Henry Jerome de Salis was born at Hanover Square in London on 20 August 1740. With two of his brothers, Charles and Peter, he went to Eton, and from there he went on to Queen’s College Oxford (BA 1761, MA 1765, BD and DD, 1777).

Henry de Salis, count and canon, was ordained deacon and priest within five days in Saint Munchin’s Church, Limerick (Photograph: Patrick Comerford)

Through his Fane family connections in Ireland, Henry moved to Limerick, and he was ordained deacon in Saint Munchin’s Church, Limerick, on 1 November 1763 and priest five days later on 6 November by James Leslie, Bishop of Limerick.

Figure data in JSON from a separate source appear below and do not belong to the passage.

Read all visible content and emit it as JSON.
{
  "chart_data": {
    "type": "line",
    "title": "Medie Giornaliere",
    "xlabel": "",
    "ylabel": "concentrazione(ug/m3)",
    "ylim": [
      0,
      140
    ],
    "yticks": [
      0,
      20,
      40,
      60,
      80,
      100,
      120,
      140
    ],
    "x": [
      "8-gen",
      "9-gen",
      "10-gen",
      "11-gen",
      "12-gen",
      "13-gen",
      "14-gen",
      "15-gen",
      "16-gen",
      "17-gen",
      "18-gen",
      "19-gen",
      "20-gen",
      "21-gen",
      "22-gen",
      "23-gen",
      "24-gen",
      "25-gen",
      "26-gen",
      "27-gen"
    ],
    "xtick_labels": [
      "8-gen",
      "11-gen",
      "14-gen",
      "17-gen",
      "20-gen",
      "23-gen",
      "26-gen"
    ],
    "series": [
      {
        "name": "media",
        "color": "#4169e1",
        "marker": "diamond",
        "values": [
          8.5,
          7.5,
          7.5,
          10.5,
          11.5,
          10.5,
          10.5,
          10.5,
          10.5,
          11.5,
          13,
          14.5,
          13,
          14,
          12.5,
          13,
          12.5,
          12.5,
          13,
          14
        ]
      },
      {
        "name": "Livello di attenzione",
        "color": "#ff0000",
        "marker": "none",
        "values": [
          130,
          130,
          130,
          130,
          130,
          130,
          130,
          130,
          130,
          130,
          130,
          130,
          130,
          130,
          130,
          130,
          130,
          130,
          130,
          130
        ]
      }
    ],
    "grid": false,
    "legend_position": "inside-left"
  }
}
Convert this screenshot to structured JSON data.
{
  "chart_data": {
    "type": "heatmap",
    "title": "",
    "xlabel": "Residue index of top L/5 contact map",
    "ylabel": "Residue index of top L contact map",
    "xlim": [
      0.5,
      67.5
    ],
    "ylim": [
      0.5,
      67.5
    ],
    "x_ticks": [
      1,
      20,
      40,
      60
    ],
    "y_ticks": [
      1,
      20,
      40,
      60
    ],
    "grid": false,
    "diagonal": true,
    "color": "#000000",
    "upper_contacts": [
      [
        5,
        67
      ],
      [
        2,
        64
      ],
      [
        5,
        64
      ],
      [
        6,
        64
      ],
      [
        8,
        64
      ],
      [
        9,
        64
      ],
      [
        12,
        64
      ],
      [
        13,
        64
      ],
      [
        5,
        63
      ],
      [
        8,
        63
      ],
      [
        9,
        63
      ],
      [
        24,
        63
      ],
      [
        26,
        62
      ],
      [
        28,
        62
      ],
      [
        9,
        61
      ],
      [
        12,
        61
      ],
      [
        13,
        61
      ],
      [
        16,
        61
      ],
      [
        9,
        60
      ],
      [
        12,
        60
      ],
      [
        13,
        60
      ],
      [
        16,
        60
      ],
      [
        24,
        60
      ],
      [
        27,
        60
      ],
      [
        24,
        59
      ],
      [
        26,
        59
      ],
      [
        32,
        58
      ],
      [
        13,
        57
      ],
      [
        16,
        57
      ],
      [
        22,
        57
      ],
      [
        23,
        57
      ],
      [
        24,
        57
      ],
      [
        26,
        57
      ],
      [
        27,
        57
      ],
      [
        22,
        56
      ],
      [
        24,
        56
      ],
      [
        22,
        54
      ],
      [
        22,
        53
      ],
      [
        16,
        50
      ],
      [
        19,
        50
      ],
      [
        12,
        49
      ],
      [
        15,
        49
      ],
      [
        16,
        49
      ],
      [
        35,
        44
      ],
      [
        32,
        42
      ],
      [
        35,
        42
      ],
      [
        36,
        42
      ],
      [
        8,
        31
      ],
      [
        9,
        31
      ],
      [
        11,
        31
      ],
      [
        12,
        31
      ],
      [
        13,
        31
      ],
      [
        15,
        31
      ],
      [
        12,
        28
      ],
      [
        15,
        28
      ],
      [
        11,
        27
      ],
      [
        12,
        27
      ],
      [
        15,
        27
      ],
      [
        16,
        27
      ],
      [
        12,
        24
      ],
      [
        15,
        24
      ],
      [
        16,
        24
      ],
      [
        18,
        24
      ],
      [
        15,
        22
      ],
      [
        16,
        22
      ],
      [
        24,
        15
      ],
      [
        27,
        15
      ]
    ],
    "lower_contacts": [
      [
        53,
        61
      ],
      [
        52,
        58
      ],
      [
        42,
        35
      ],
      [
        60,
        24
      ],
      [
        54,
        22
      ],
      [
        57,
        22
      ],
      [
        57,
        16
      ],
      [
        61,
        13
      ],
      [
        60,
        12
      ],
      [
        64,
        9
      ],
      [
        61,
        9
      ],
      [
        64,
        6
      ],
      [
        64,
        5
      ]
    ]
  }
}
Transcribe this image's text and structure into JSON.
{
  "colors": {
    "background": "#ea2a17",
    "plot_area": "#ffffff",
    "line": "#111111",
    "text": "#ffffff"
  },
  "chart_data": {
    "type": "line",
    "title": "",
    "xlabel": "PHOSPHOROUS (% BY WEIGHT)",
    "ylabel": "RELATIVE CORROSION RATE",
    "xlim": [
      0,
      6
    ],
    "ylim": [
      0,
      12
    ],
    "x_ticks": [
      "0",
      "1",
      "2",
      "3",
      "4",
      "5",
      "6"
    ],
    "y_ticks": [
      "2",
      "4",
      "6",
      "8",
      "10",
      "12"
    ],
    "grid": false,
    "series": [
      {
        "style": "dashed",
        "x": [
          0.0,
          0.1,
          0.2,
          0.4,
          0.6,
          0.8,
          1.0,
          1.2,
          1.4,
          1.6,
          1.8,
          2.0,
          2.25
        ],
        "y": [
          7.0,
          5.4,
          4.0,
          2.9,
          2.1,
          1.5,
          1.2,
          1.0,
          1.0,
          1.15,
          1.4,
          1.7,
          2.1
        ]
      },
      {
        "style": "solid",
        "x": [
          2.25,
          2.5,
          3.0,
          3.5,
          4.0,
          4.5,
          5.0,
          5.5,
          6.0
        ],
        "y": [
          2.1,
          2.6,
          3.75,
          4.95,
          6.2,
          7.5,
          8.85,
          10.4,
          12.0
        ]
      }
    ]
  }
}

He was still only 23, but immediately his uncle Lord Fane secured his appointment as Prebendary of Kilpeacon and Vicar of Fedamore and Crecoragh in the Diocese of Limerick in 1763, and he was appointed Vicar-General of Diocese of Ardfert in 1766.

He was a young count and canon, and retained these positions until 1774, and he also became a chaplain to King George III.

But these were probably sinecures that enhanced his income, and he probably spent very little time in his parishes in this diocese. In a letter to his father in Harley Street, from Oxford on 24 September 1771 he describes ‘Lord le Despencer’s Festival at West Wycombe’ in bacchanalian terms: ‘… a newly erected Temple of Bacchus was opened in the true antique Taste.’

We went on to say, ‘The Statue of the God was crowned, and was invoked in Verse by the High Priest Montfancon and other Books of antiquities were consulted for proper Ornaments, with which Mr Dance the Painter decorated the Bacchanalians. Our Pan and Silenus were inimitable …’

He recalled that 3,000 or 4,000 people were present, and that ‘it really was a fête worthy of Versailles.’ It was probably also a fête that today would have been deemed incompatible with holding his positions in the Church of Ireland.

But de Salis continued to hold his church positions in this this diocese until 1774, when he became Rector of Saint Antholin, Watling Street, a Wren church in the City of London that was eventually demolished in 1874.

His parents appointed him gamekeeper of their manor of Dally, otherwise Dawley, near Hayes, Middlesex, in 1775. His kinsman, the fifth Earl of Chesterfield, also made him Vicar of Wing in Buckinghamshire in 1777.

Shortly after his appointment to Saint Antholin, he was married there on 17 November 1775. The Limerick and Ardfert clerical succession lists do not name his wife, but she was Julia Henrietta (Harriet) Blosset, the daughter of a Huguenot merchant in Dublin. Their only child, a daughter Henrietta, died at the age of five.

De Salis was a Justice of the Peace for Buckinghamshire, and had many secular interests. His private collection once included William Hogarth’s The Beggar’s Opera, later in the Tate Gallery.

But in his later years he seems to have been a genuinely religious man and was a subscriber to both the Society for the Propagation of Christian Knowledge (SPCK) and the Society for the Propagation of the Gospel (SPG), now the Anglican mission agency USPG. He continued to hold his parishes in London and Buckinghamshire until he died on 2 May 1810.

Later in the 19th century, the Co Limerick estates of the Count de Salis still extended to over 4,000 acres in Co Limerick, with a further and 3,663 acres in Co Armagh.